When I was in fifth grade Mr. Cohagen gave me a B – my first B – in math. I felt sure a B didn’t suit me. Eleven-year-old me decided I couldn’t rest until this B was out of my life. I went to Mr. Cohagen and talked myself into an A. To this day, I don’t know what made me think that I could “challenge” a grade – and I have absolutely no idea what it is I said…

All this to say, I’ve always held myself to a very high standard; with unrealistic expectations for myself, and the people in my life, I’m often left frazzled and disappointed. Today was a day where I came home from work, very late, and feeling both.  

I chose an industry where things move fast and faster; an environment where if the client says jump, our only question is how we should bill it. And for the most part I’m a person who does best in over-drive – but there are days – like today, where I question why I have to be like this.

I know there are plenty of people who’ve achieved balance – but it completely eludes me. I am all-or-nothing, all the time. Up until this point, I’ve owned this trait without apology, and if I’m honest, maybe even a little arrogance.  

But like so many things in my life, being married has sort of shaken things up. My all-or- nothing intensity is no longer just something that I have to deal with. My husband is an innocent bystander whom I often realize, when I take a second to look back, is being dragged along for the ride. And much to my surprise – mirrored back in his eyes – I don’t like what I see. I don’t want to be that stressed out, high-strung, over-committed cliché.

I want to be someone who can have kids (someday when the time is right – don’t get any ideas mom!) and not worry about who I am without my job. I want to be someone who is comfortable with who I am, regardless of what I do. I want to be someone who gives more to my husband and my relationships than I give to my work.  

I want to be someone who lives for today – and I am so not that person. See right now, I’m stressing out about the fact that I stress out too much!  

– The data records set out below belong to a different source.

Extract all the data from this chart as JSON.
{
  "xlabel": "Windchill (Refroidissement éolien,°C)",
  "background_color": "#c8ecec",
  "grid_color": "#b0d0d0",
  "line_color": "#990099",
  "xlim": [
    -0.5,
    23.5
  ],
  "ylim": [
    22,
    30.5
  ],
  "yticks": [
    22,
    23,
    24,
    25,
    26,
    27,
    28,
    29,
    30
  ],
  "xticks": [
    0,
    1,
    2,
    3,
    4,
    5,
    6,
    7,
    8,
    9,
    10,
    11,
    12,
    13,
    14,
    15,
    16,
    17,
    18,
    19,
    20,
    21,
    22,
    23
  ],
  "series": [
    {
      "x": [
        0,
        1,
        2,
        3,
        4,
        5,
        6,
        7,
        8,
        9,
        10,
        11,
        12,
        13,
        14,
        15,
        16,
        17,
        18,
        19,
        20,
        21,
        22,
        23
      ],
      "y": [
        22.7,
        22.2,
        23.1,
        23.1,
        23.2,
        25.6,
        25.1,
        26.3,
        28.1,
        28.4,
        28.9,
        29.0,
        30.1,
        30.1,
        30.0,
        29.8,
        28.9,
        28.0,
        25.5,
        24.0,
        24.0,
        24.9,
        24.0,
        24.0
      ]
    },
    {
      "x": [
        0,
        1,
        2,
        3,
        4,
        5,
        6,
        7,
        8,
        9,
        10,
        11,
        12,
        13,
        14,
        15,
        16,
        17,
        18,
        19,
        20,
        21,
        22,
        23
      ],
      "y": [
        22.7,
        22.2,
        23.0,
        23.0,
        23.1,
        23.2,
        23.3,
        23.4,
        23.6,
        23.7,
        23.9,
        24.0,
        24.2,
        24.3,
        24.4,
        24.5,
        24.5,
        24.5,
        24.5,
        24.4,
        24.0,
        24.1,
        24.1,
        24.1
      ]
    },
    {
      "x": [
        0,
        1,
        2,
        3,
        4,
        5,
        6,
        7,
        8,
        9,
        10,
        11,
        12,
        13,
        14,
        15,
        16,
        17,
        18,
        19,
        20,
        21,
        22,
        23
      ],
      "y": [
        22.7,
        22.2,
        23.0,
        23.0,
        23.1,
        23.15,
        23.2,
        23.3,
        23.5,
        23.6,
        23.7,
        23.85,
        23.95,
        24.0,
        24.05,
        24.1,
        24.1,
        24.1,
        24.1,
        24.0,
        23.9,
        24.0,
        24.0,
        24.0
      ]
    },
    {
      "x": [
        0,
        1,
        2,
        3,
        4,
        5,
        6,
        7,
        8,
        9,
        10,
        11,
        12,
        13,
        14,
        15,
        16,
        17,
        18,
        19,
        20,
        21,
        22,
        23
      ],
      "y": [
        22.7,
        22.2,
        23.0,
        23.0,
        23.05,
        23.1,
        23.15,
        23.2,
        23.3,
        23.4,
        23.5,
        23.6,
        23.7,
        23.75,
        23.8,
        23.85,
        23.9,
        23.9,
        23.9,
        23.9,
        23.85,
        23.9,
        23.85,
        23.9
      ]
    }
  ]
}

At the end of the day, I think it’s about letting go. In retrospect, talking Cohagen into an A wasn’t a triumph – it was like feeding the little control freak inside of me. I can’t control everything – and I can’t worry about how it all looks. I have to take a deep breath, lay off the Diet Coke and enjoy my life. DEEP BREATH.

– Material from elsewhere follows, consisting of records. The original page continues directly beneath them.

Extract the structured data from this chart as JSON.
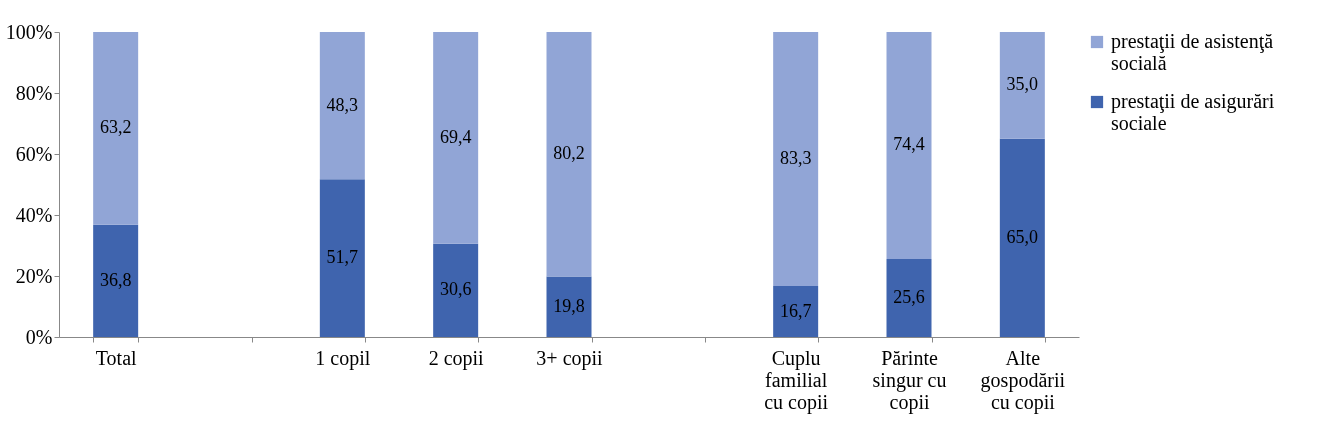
{
  "chart_data": {
    "type": "bar",
    "stacked": true,
    "legend": "right",
    "grid": false,
    "categories": [
      "Total",
      null,
      "1 copil",
      "2 copii",
      "3+ copii",
      null,
      "Cuplu\nfamilial\ncu copii",
      "Părinte\nsingur cu\ncopii",
      "Alte\ngospodării\ncu copii"
    ],
    "series": [
      {
        "name": "prestaţii de asigurări sociale",
        "color": "#3f64ae",
        "values": [
          36.8,
          null,
          51.7,
          30.6,
          19.8,
          null,
          16.7,
          25.6,
          65.0
        ],
        "value_labels": [
          "36,8",
          null,
          "51,7",
          "30,6",
          "19,8",
          null,
          "16,7",
          "25,6",
          "65,0"
        ]
      },
      {
        "name": "prestaţii de asistenţă socială",
        "color": "#91a5d6",
        "values": [
          63.2,
          null,
          48.3,
          69.4,
          80.2,
          null,
          83.3,
          74.4,
          35.0
        ],
        "value_labels": [
          "63,2",
          null,
          "48,3",
          "69,4",
          "80,2",
          null,
          "83,3",
          "74,4",
          "35,0"
        ]
      }
    ],
    "ylim": [
      0,
      100
    ],
    "yticks": [
      {
        "value": 0,
        "label": "0%"
      },
      {
        "value": 20,
        "label": "20%"
      },
      {
        "value": 40,
        "label": "40%"
      },
      {
        "value": 60,
        "label": "60%"
      },
      {
        "value": 80,
        "label": "80%"
      },
      {
        "value": 100,
        "label": "100%"
      }
    ]
  }
}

Deep Breath…. OK, now what?

It’s official – I’m hopeless. Sorry Eric!

 

DISCLAIMER: That is just a really cute picture of my dog - no relevance whatsoever! These things just look so wordy without a picture!

 

Comments

As a recovering control freak, I identify completely with your angst. "Letting go," as you call it, sounds lovely--but it's a bit idealistic. The irony is that controllers often treat "letting go" like all the other parts of their life: it's part of the agenda, another way to overachieve. (Look at me! I'm letting go! Another gold star for Caroline!) Hear the irony?

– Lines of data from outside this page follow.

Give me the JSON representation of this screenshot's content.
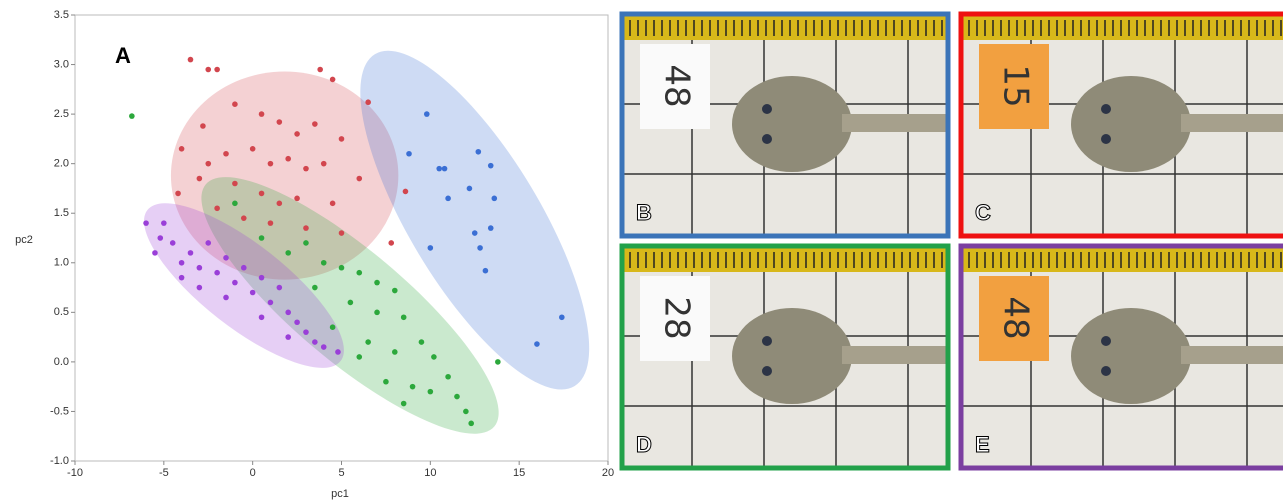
{
  "chart_data": {
    "type": "scatter",
    "panel_label": "A",
    "xlabel": "pc1",
    "ylabel": "pc2",
    "xlim": [
      -10,
      20
    ],
    "xticks": [
      -10,
      -5,
      0,
      5,
      10,
      15,
      20
    ],
    "ylim": [
      -1,
      3.5
    ],
    "yticks": [
      {
        "value": -1,
        "label": "-1.0"
      },
      -0.5,
      {
        "value": 0,
        "label": "0.0"
      },
      0.5,
      {
        "value": 1,
        "label": "1.0"
      },
      1.5,
      {
        "value": 2,
        "label": "2.0"
      },
      2.5,
      {
        "value": 3,
        "label": "3.0"
      },
      3.5
    ],
    "series": [
      {
        "color": "#d2464e",
        "ellipse": {
          "cx": 1.8,
          "cy": 1.88,
          "rx": 6.4,
          "ry": 1.05,
          "angle": 0
        },
        "x": [
          -3.5,
          -2.5,
          -2,
          3.8,
          4.5,
          6.5,
          -4,
          -2.8,
          -1,
          0.5,
          1.5,
          2.5,
          3.5,
          5,
          -2.5,
          -1.5,
          0,
          1,
          2,
          3,
          4,
          6,
          -3,
          -1,
          0.5,
          1.5,
          2.5,
          4.5,
          -2,
          -0.5,
          1,
          3,
          5,
          8.6,
          7.8,
          -4.2
        ],
        "values": [
          3.05,
          2.95,
          2.95,
          2.95,
          2.85,
          2.62,
          2.15,
          2.38,
          2.6,
          2.5,
          2.42,
          2.3,
          2.4,
          2.25,
          2.0,
          2.1,
          2.15,
          2.0,
          2.05,
          1.95,
          2.0,
          1.85,
          1.85,
          1.8,
          1.7,
          1.6,
          1.65,
          1.6,
          1.55,
          1.45,
          1.4,
          1.35,
          1.3,
          1.72,
          1.2,
          1.7
        ]
      },
      {
        "color": "#3b6fd4",
        "ellipse": {
          "cx": 12.5,
          "cy": 1.43,
          "rx": 10.9,
          "ry": 0.66,
          "angle": 59
        },
        "x": [
          9.8,
          8.8,
          10.5,
          11,
          10.8,
          12.7,
          13.4,
          13.6,
          12.2,
          13.4,
          12.5,
          12.8,
          13.1,
          10,
          16,
          17.4
        ],
        "values": [
          2.5,
          2.1,
          1.95,
          1.65,
          1.95,
          2.12,
          1.98,
          1.65,
          1.75,
          1.35,
          1.3,
          1.15,
          0.92,
          1.15,
          0.18,
          0.45
        ]
      },
      {
        "color": "#2ca83c",
        "ellipse": {
          "cx": 5.48,
          "cy": 0.57,
          "rx": 10.6,
          "ry": 0.56,
          "angle": 40
        },
        "x": [
          -6.8,
          -1,
          0.5,
          2,
          3,
          4,
          5,
          6,
          7,
          8,
          3.5,
          5.5,
          7,
          8.5,
          4.5,
          6.5,
          8,
          9.5,
          10.2,
          7.5,
          9,
          11,
          8.5,
          11.5,
          12,
          12.3,
          13.8,
          10,
          6
        ],
        "values": [
          2.48,
          1.6,
          1.25,
          1.1,
          1.2,
          1.0,
          0.95,
          0.9,
          0.8,
          0.72,
          0.75,
          0.6,
          0.5,
          0.45,
          0.35,
          0.2,
          0.1,
          0.2,
          0.05,
          -0.2,
          -0.25,
          -0.15,
          -0.42,
          -0.35,
          -0.5,
          -0.62,
          0.0,
          -0.3,
          0.05
        ]
      },
      {
        "color": "#9a3fd8",
        "ellipse": {
          "cx": -0.49,
          "cy": 0.77,
          "rx": 6.9,
          "ry": 0.42,
          "angle": 38
        },
        "x": [
          -6,
          -5.5,
          -5.2,
          -5,
          -4.5,
          -4,
          -3.5,
          -3,
          -2.5,
          -2,
          -1.5,
          -1,
          -0.5,
          0,
          0.5,
          1,
          1.5,
          2,
          2.5,
          3,
          3.5,
          4,
          4.8,
          -3,
          -1.5,
          0.5,
          2,
          -4
        ],
        "values": [
          1.4,
          1.1,
          1.25,
          1.4,
          1.2,
          1.0,
          1.1,
          0.95,
          1.2,
          0.9,
          1.05,
          0.8,
          0.95,
          0.7,
          0.85,
          0.6,
          0.75,
          0.5,
          0.4,
          0.3,
          0.2,
          0.15,
          0.1,
          0.75,
          0.65,
          0.45,
          0.25,
          0.85
        ]
      }
    ]
  },
  "photos": [
    {
      "label": "B",
      "tag": "48",
      "border": "#3b74b8"
    },
    {
      "label": "C",
      "tag": "15",
      "border": "#ee1111"
    },
    {
      "label": "D",
      "tag": "28",
      "border": "#22a14a"
    },
    {
      "label": "E",
      "tag": "48",
      "border": "#7b3fa0"
    }
  ]
}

Don't flog yourself for loving hard work. But those of us who work hard should always ask "Who's getting the glory for all this?" "Am I putting labor ahead of love?" "Did Jesus get any of the best parts of me today?"

I like growing older. Some switches are meant to shut off with time. It sounds like all of your switches are running at full power right now--not a bad thing at all--but don't be surprised if you blow a fuse every now and then. (But even that's good because you get to sit in the dark for awhile with God.)

I like growing older too.

Lindsey, I loved your post! And I loved that you're already thinking about relationships over work, sanity over insanity. It's all a process, and God has wired us all differently. He knows who His A Types are, and He delights in what they can do for His kingdom as much as He delights in His B Types. He'll definitely mold us, shape us, and smooth our rough edges, but He's gifted us and wired us for His work. Embrace that, dear control freak. :)

Growing older has helped me see that.